Mencap is calling for more government investment in speciality healthcare staff, like learning disability nurses, after a recently published Health and Social Care Committee report highlighted that there are shortages in nearly every speciality.
While data from UCAS has revealed that a record number of 18-year-old students applied to study nursing in 2021, Mencap say that without specially trained nurses, at risk groups, like people with learning disabilities, will continue to face barriers to accessing healthcare.
There are currently 93,000 vacancies for NHS positions
As Jackie O’Sullivan, Executive Director of Communication, Advocacy and Activism at Mencap, explains: “It’s brilliant that the amazing work of NHS staff during the pandemic has inspired a new generation of students to enter the health sector, and what we need to see now is a focus on training speciality healthcare staff.
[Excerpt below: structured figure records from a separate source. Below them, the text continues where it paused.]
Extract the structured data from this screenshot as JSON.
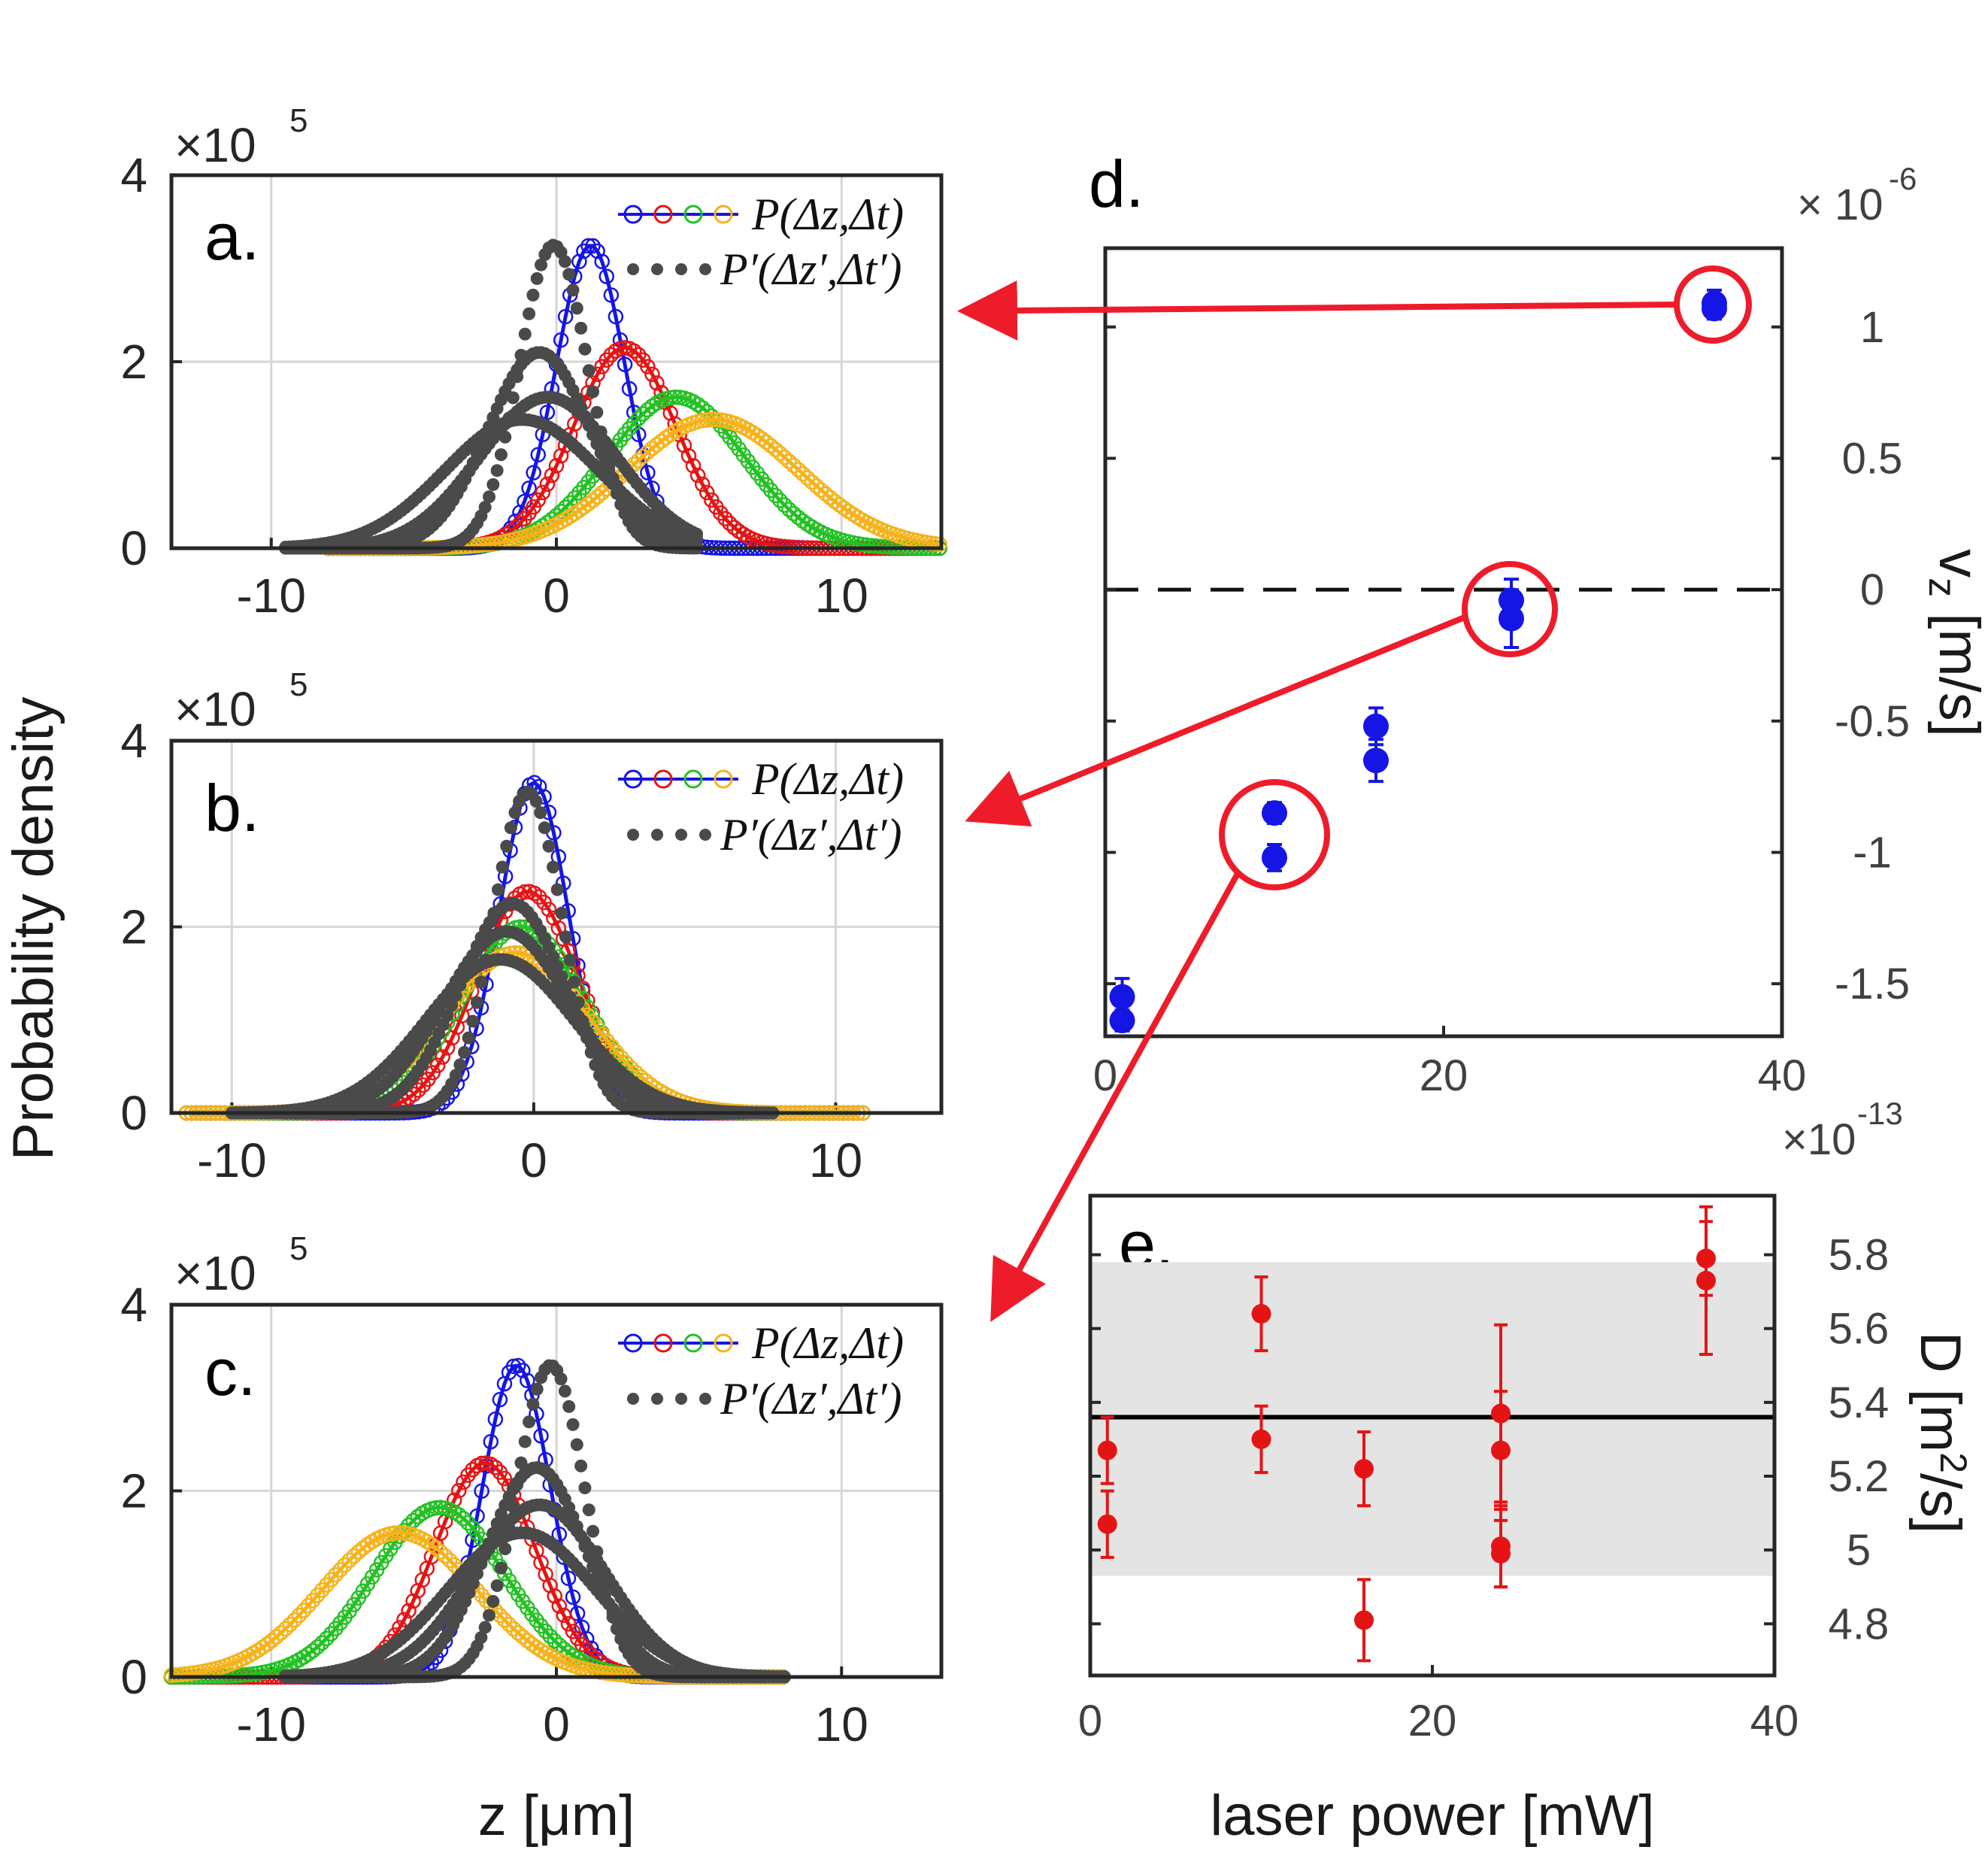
{
  "figure": {
    "ylabel_left": "Probability density",
    "xlabel_left": "z [μm]",
    "exponent_label": "×10",
    "exponent_power": "5"
  },
  "colors": {
    "blue": "#1515e6",
    "red": "#e51414",
    "green": "#22c222",
    "orange": "#f6b21a",
    "gray": "#4a4a4a",
    "arrow": "#ee1c2a",
    "shade": "#e4e4e4"
  },
  "chart_data": [
    {
      "id": "a",
      "type": "line",
      "panel_label": "a.",
      "title": "",
      "xlabel": "",
      "ylabel": "",
      "xlim": [
        -13.5,
        13.5
      ],
      "ylim": [
        0,
        4
      ],
      "y_multiplier": "×10^5",
      "xticks": [
        -10,
        0,
        10
      ],
      "yticks": [
        0,
        2,
        4
      ],
      "legend": [
        "P(Δz,Δt)",
        "P′(Δz′,Δt′)"
      ],
      "series": [
        {
          "name": "P blue",
          "color": "blue",
          "mu": 1.2,
          "sigma": 1.2,
          "amp": 3.25,
          "range": [
            -8,
            13.5
          ]
        },
        {
          "name": "P red",
          "color": "red",
          "mu": 2.4,
          "sigma": 1.8,
          "amp": 2.15,
          "range": [
            -8,
            13.5
          ]
        },
        {
          "name": "P green",
          "color": "green",
          "mu": 4.2,
          "sigma": 2.4,
          "amp": 1.62,
          "range": [
            -8,
            13.5
          ]
        },
        {
          "name": "P orange",
          "color": "orange",
          "mu": 5.5,
          "sigma": 3.0,
          "amp": 1.38,
          "range": [
            -8,
            13.5
          ]
        },
        {
          "name": "P' 1",
          "color": "gray",
          "mu": -0.1,
          "sigma": 1.2,
          "amp": 3.25,
          "range": [
            -9.5,
            5
          ]
        },
        {
          "name": "P' 2",
          "color": "gray",
          "mu": -0.6,
          "sigma": 1.8,
          "amp": 2.1,
          "range": [
            -9.5,
            5
          ]
        },
        {
          "name": "P' 3",
          "color": "gray",
          "mu": -0.3,
          "sigma": 2.4,
          "amp": 1.62,
          "range": [
            -9.5,
            5
          ]
        },
        {
          "name": "P' 4",
          "color": "gray",
          "mu": -1.2,
          "sigma": 2.7,
          "amp": 1.38,
          "range": [
            -9.5,
            5
          ]
        }
      ]
    },
    {
      "id": "b",
      "type": "line",
      "panel_label": "b.",
      "title": "",
      "xlabel": "",
      "ylabel": "",
      "xlim": [
        -12,
        13.5
      ],
      "ylim": [
        0,
        4
      ],
      "y_multiplier": "×10^5",
      "xticks": [
        -10,
        0,
        10
      ],
      "yticks": [
        0,
        2,
        4
      ],
      "legend": [
        "P(Δz,Δt)",
        "P′(Δz′,Δt′)"
      ],
      "series": [
        {
          "name": "P blue",
          "color": "blue",
          "mu": 0.0,
          "sigma": 1.15,
          "amp": 3.55,
          "range": [
            -11.5,
            11
          ]
        },
        {
          "name": "P red",
          "color": "red",
          "mu": -0.2,
          "sigma": 1.7,
          "amp": 2.38,
          "range": [
            -11.5,
            11
          ]
        },
        {
          "name": "P green",
          "color": "green",
          "mu": -0.4,
          "sigma": 2.05,
          "amp": 2.0,
          "range": [
            -11.5,
            11
          ]
        },
        {
          "name": "P orange",
          "color": "orange",
          "mu": -0.6,
          "sigma": 2.4,
          "amp": 1.72,
          "range": [
            -11.5,
            11
          ]
        },
        {
          "name": "P' 1",
          "color": "gray",
          "mu": -0.2,
          "sigma": 1.15,
          "amp": 3.45,
          "range": [
            -10,
            8
          ]
        },
        {
          "name": "P' 2",
          "color": "gray",
          "mu": -0.7,
          "sigma": 1.75,
          "amp": 2.25,
          "range": [
            -10,
            8
          ]
        },
        {
          "name": "P' 3",
          "color": "gray",
          "mu": -0.9,
          "sigma": 2.1,
          "amp": 1.95,
          "range": [
            -10,
            8
          ]
        },
        {
          "name": "P' 4",
          "color": "gray",
          "mu": -1.1,
          "sigma": 2.45,
          "amp": 1.65,
          "range": [
            -10,
            8
          ]
        }
      ]
    },
    {
      "id": "c",
      "type": "line",
      "panel_label": "c.",
      "title": "",
      "xlabel": "z [μm]",
      "ylabel": "",
      "xlim": [
        -13.5,
        13.5
      ],
      "ylim": [
        0,
        4
      ],
      "y_multiplier": "×10^5",
      "xticks": [
        -10,
        0,
        10
      ],
      "yticks": [
        0,
        2,
        4
      ],
      "legend": [
        "P(Δz,Δt)",
        "P′(Δz′,Δt′)"
      ],
      "series": [
        {
          "name": "P blue",
          "color": "blue",
          "mu": -1.4,
          "sigma": 1.2,
          "amp": 3.35,
          "range": [
            -13.5,
            8
          ]
        },
        {
          "name": "P red",
          "color": "red",
          "mu": -2.5,
          "sigma": 1.75,
          "amp": 2.3,
          "range": [
            -13.5,
            8
          ]
        },
        {
          "name": "P green",
          "color": "green",
          "mu": -4.1,
          "sigma": 2.3,
          "amp": 1.82,
          "range": [
            -13.5,
            8
          ]
        },
        {
          "name": "P orange",
          "color": "orange",
          "mu": -5.5,
          "sigma": 2.7,
          "amp": 1.55,
          "range": [
            -13.5,
            8
          ]
        },
        {
          "name": "P' 1",
          "color": "gray",
          "mu": -0.2,
          "sigma": 1.2,
          "amp": 3.35,
          "range": [
            -9.5,
            8
          ]
        },
        {
          "name": "P' 2",
          "color": "gray",
          "mu": -0.7,
          "sigma": 1.75,
          "amp": 2.25,
          "range": [
            -9.5,
            8
          ]
        },
        {
          "name": "P' 3",
          "color": "gray",
          "mu": -0.6,
          "sigma": 2.3,
          "amp": 1.85,
          "range": [
            -9.5,
            8
          ]
        },
        {
          "name": "P' 4",
          "color": "gray",
          "mu": -1.2,
          "sigma": 2.6,
          "amp": 1.55,
          "range": [
            -9.5,
            8
          ]
        }
      ]
    },
    {
      "id": "d",
      "type": "scatter",
      "panel_label": "d.",
      "title": "",
      "xlabel": "",
      "ylabel": "v_z [m/s]",
      "xlim": [
        0,
        40
      ],
      "ylim": [
        -1.7,
        1.3
      ],
      "y_multiplier": "×10^-6",
      "xticks": [
        0,
        20,
        40
      ],
      "yticks": [
        -1.5,
        -1,
        -0.5,
        0,
        0.5,
        1
      ],
      "ytick_labels": [
        "-1.5",
        "-1",
        "-0.5",
        "0",
        "0.5",
        "1"
      ],
      "reference_line": 0,
      "points": [
        {
          "x": 1,
          "y": -1.55,
          "err": 0.07
        },
        {
          "x": 1,
          "y": -1.64,
          "err": 0.04
        },
        {
          "x": 10,
          "y": -0.85,
          "err": 0.04
        },
        {
          "x": 10,
          "y": -1.02,
          "err": 0.05
        },
        {
          "x": 16,
          "y": -0.52,
          "err": 0.07
        },
        {
          "x": 16,
          "y": -0.65,
          "err": 0.08
        },
        {
          "x": 24,
          "y": -0.04,
          "err": 0.08
        },
        {
          "x": 24,
          "y": -0.11,
          "err": 0.11
        },
        {
          "x": 36,
          "y": 1.09,
          "err": 0.05
        },
        {
          "x": 36,
          "y": 1.07,
          "err": 0.04
        }
      ],
      "highlighted_x": [
        36,
        24,
        10
      ]
    },
    {
      "id": "e",
      "type": "scatter",
      "panel_label": "e.",
      "title": "",
      "xlabel": "laser power [mW]",
      "ylabel": "D [m²/s]",
      "xlim": [
        0,
        40
      ],
      "ylim": [
        4.66,
        5.96
      ],
      "y_multiplier": "×10^-13",
      "xticks": [
        0,
        20,
        40
      ],
      "yticks": [
        4.8,
        5.0,
        5.2,
        5.4,
        5.6,
        5.8
      ],
      "ytick_labels": [
        "4.8",
        "5",
        "5.2",
        "5.4",
        "5.6",
        "5.8"
      ],
      "mean": 5.36,
      "band": [
        4.93,
        5.78
      ],
      "points": [
        {
          "x": 1,
          "y": 5.07,
          "err": 0.09
        },
        {
          "x": 1,
          "y": 5.27,
          "err": 0.09
        },
        {
          "x": 10,
          "y": 5.64,
          "err": 0.1
        },
        {
          "x": 10,
          "y": 5.3,
          "err": 0.09
        },
        {
          "x": 16,
          "y": 5.22,
          "err": 0.1
        },
        {
          "x": 16,
          "y": 4.81,
          "err": 0.11
        },
        {
          "x": 24,
          "y": 5.37,
          "err": 0.24
        },
        {
          "x": 24,
          "y": 5.27,
          "err": 0.16
        },
        {
          "x": 24,
          "y": 5.01,
          "err": 0.11
        },
        {
          "x": 24,
          "y": 4.99,
          "err": 0.09
        },
        {
          "x": 36,
          "y": 5.79,
          "err": 0.1
        },
        {
          "x": 36,
          "y": 5.73,
          "err": 0.2
        }
      ]
    }
  ]
}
“A recent Health and Social Care Committee report highlighted there are shortages in nearly every specialty – we know this includes a huge shortage of learning disability nurses and the Government must commit more investment in training and retaining?staff.”
There are currently 93,000 vacancies for NHS positions, and with roughly 6 million people waiting for routine operations and treatment, the report highlights that unless the government turns its attention to recruiting new staff and retaining the current workforce, patient safety will be at risk.
As people with learning disabilities are more likely to die avoidably and at a far younger age than the general population, O’Sullivan says that learning disability nurses are vital to “ensuring people with a learning disability get the healthcare support they need.”
Proper workforce planning vital for social care
The Committee’s concerns also extend to the social care workforce, which at present has roughly 105,000 vacancies and a turnover rate of 38 percent, compared to 28 percent of nurses working in healthcare.
To tackle this, Dan Scorer, Head of Policy and Public Affairs at Mencap, said the government must implement a workforce plan so that carers can carry on doing the vital work they do.
He said: “While social care workers are already going above and beyond to ensure people with a learning disability get the support they have a right to, there are huge staff shortages and they are trying to do this in a sector under immense pressure.
“The workforce, and the people they support, need the Government to take urgent action by developing a comprehensive workforce plan that properly recognises the highly-skilled role that the care workforce provides and backing this up with sufficient additional funding to enable this to take place. This will provide the vital bedrock on which people with a learning disability?can receive the high-quality support they need and deserve.”